Bugün artık ülkede etkin bir Taliban hakimiyeti var ve bunu hemen herkes görüyor. Ancak bu yeni dönemin asıl zorluğu bundan sonra başlıyor zira artık sıra siyaset ve diplomaside. Bunlar olmadan Taliban’ın sahadaki başarısını taçlandırması asla mümkün olmayacak. Taliban bu alanda tecrübesiz değil. Yıllardır katıldığı görüşmelerde, konferanslarda, toplantılarda önemli bir birikime sahip oldu. Başta ABD olmakla, Rusya ve Çin gibi bölge ülkeleriyle ve diğer birçok aktörle yoğun diplomasi temasları gerçekleştirdi. Dolayısıyla diplomasi performansının zayıf olduğunu söylemek de yanlış olur. Bugünkü görünümde alandaki başarılarını da bir ölçüde bile olsa bu masa başı kazanımlarının bir uzantısı görmek mümkündür.
Tarihsel, kültürel, sosyal vb. anlamda kardeş ve dost ülke sıfatlarını rahatlıkla kullanabileceğimiz Afganistan’da yeni bir döneme geçildiğine göre bu döneme ilişkin bazı sorular etrafında kısa bir ufuk turu gerçekleştirebiliriz.
Herşeyden önce Taliban güçleri Kabil’de iktidarlarını bütün dünyaya ilan ettilerse de ülkenin tam anlamıyla savaş ortamından çıkabildiğini söylemek için henüz erken. Umarız kısa zamanda ülkede istikrar, huzur tesis edilir ancak karmaşık dini, etnik, sosyal yapısı, Afganistan’ın geleceğine dair siyasi görüş ve tercihler arasındaki uçurumlar vb. dikkate alındığında gerginliklerin, huzursuzlukların, çatışmaların ülkenin gündeminde yeralma risk ve potansiyelinin her zaman bulunduğunun da bilinmesi gerekir. Dün ve bugün olduğu gibi, maalesef gelecek dönemlerde de… Bu durumun değerlendirilmesi, mevcut yıkımının nedenleri, yeni ve güzel bir Afganistan için neler yapılması gerektiği, çıkış yolları vb. gibi sorular ise bu ülkenin siyasetçileri, sağduyulu kesimleri, din adamları, akademisyenleri, akil insanları başta olmakla her Afgan vatandaşına düşen bir görev olacaktır. Yıkımların, trajedilerin, siyasi, iktisadi, sosyal çöküşlerin Afgan halkının bir kaderi olmadığını ve kurutuluşun da yine kendilerine bağlı olduğunu herkesten önce bu kardeş ülkenin kendisinin anlaması gerektiği şüphesizdir.

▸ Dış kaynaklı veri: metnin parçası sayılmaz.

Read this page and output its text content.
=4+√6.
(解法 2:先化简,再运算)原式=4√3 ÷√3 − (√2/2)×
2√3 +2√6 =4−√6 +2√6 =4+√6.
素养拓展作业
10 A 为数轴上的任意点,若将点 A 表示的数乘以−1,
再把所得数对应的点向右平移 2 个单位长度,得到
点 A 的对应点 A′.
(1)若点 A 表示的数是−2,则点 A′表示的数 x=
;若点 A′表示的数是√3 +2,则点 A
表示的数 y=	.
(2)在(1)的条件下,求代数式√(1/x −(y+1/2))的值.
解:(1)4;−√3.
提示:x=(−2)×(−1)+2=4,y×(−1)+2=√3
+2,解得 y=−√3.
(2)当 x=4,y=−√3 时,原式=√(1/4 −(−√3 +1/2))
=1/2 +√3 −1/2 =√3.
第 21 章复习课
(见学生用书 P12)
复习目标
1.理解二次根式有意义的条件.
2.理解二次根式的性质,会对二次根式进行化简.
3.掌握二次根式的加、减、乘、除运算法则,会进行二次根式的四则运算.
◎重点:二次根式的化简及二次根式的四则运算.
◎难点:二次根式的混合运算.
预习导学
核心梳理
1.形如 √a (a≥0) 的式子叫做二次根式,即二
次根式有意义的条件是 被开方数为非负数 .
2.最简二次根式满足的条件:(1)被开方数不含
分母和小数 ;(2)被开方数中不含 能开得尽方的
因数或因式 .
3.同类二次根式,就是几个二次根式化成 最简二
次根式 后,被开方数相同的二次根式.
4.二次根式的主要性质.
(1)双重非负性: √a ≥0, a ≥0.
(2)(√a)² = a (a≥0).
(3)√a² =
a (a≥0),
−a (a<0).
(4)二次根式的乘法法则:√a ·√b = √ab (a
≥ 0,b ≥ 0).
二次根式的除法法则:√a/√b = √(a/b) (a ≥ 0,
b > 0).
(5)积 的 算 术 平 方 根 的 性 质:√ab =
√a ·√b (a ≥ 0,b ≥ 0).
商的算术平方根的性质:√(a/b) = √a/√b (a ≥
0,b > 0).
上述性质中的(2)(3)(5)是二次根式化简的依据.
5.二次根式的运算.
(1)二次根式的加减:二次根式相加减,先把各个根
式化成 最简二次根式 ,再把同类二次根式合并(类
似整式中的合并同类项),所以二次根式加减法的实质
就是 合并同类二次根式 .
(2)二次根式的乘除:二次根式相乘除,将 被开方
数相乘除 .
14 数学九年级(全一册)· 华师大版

Bu çerçevede birtakım sorular üzerinde düşünürsek…
ABD’nin geri çekilme kararını ne zaman aldığı sorusu bugünkü tablonun analizi bakımından son derece önemlidir. Herhalukarda bunun Başkan Biden’ın aceleyle aldığı günübirlik bir karar olmadığını, kapsamlı bir evveliyatı bulunduğunun, 2001 işgalinden bugüne hemen her ABD Başkanının asker sayısını azaltmayı, geri çekilmeyi gündemine aldığını, önceki Trump’ın da bu mahiyette bir süreci öngördüğü, nihai çekilişin Afganlılarla istişareler içinde mayıs 2021 olarak (sonradan ağustos 2021 olarak değişmiştir) bir takvime bağlandığını, nitekim ülkedeki ABD askeri sayısının yıllar içinde tedricen azalarak birkaç binlere kadar gerilediğini, Doha görüşmelerinin de bu gelişmelerin önemli bir aşaması olduğunu ve nihayet Biden’ın da bu çekilişi başkanlık döneminin bir önceliği olarak görerek fiiliyata geçirdiğini hatırlamalıyız. Özetle bölgeden geri çekilme ABD’nin Afganistan’a geldiği ilk günden itibaren ABD yönetimlerinin tartıştığı bir politika olmuştur. Dolayısıyla Taliban’ın başkente girişi dahil bugünün siyasi tablosunun oluşumunda, bu süreçlerini izleyenler bakımından büyük süprizler bulunmamaktadır. Bu süreçte süprizler aramak yerine belki bu iktidar değişiminin sürati ve beklenenden daha düşük seviyede iç çatışmaların yaşanması üzerinde durulması daha doğru olacaktır.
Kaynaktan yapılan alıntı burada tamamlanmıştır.